Por thiago.antunes
Rio - Os bons negócios privados não garantem ao coronel César Rubens Monteiro de Carvalho sucesso na secretaria de Administração Penitenciária. Em oito anos à frente do comando dos 30 mil encarcerados do Rio de Janeiro, o oficial da PM conseguiu colocar o estado na liderança nacional dos maiores custos para manter o sistema penitenciário. A disparada nos gastos alcançou 141% entre 2009 e 2013, enquanto que o crescimento da população carcerária foi de apenas 47% no mesmo período.
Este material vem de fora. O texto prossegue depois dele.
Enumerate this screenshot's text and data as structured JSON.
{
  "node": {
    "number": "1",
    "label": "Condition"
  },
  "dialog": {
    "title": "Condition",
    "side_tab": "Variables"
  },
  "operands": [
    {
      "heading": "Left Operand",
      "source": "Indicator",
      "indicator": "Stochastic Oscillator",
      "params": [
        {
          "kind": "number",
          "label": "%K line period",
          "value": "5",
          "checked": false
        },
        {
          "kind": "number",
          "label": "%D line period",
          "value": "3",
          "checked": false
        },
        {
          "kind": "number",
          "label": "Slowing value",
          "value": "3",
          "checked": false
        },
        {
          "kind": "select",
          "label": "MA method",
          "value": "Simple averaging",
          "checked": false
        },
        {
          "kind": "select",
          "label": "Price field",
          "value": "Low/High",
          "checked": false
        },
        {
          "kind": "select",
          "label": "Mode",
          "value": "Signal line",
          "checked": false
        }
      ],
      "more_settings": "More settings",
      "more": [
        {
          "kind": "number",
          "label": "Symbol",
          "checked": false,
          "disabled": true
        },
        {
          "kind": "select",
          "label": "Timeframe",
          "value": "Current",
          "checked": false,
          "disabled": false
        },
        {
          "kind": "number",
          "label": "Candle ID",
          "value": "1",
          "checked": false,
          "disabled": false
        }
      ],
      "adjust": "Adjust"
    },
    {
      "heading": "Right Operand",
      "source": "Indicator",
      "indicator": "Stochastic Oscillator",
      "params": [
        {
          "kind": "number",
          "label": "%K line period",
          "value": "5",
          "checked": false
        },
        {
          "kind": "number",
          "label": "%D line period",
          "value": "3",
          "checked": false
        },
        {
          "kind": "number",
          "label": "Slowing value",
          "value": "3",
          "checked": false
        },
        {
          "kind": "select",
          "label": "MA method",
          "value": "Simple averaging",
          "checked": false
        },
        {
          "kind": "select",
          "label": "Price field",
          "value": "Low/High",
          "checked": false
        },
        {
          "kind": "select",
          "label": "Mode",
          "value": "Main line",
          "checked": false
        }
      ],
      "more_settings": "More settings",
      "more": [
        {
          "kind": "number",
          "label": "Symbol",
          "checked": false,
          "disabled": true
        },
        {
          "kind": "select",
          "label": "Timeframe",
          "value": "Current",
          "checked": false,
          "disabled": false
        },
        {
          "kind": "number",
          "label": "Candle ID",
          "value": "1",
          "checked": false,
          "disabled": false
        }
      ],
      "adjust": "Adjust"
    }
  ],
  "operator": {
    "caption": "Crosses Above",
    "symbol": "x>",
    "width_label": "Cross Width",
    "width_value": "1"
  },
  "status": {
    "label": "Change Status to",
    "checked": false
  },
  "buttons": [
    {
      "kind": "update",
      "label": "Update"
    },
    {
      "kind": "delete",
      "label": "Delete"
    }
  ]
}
O índice que mais pesa na cesta da Seap é a alimentação. Nem sempre vista com bons olhos pelos presos, a comida abocanhou 32% dos pagamentos executados pela secretária no ano passado —como aponta o levantamento do Tribunal de Contas do Estado (TCE). Só por mês, o governo desembolsa R$ 661 (quase um salário mínimo) por pessoa mantida atrás das grades.

Com César Ruben na Seap foram feitos contratos com empresas processadas por superfaturamentoPaulo Araújo / Agência O Dia

Em São Paulo, onde a realidade dos preços é bem próxima do Rio de Janeiro, o gasto individual é de apenas R$ 199,16 com a alimentação. A Seap explica a escalada do custo com os sucessivos aumentos nos preços de alimentos, combustível e manutenção administrativa. A secretaria apresenta, inclusive, um número diferente de detentos mantidos no sistema e nos gastos diferentes dos auditados pelos técnicos do TCE. Para secretaria, o custo por preso no Rio de Janeiro é de R$ 2.157 — contra R$ 2.330. Mesmo assim, distante dos R$ 1.400 pagos por São Paulo.

O estudo do TCE traz um alerta nada saboroso para a Seap. Mais da metade da verba de alimentação está nas mãos de cinco das 18 empresas que fornecem comida e lanches aos presídios. Entre elas, pelo menos quatro — Padre da Posse Restaurante, Comercial Milano Brasil, Oscip Iniciativa Primus e Facility Alimentação — estão envolvidas em escândalos e processos por vender para o próprio Estado produtos com preços superfaturados ou com quantidade inferior à descrita nas notas fiscais. Para a secretaria, as empresas só são impedidas de participar das licitações após se tornarem inidôneas, o que não aconteceu até o momento.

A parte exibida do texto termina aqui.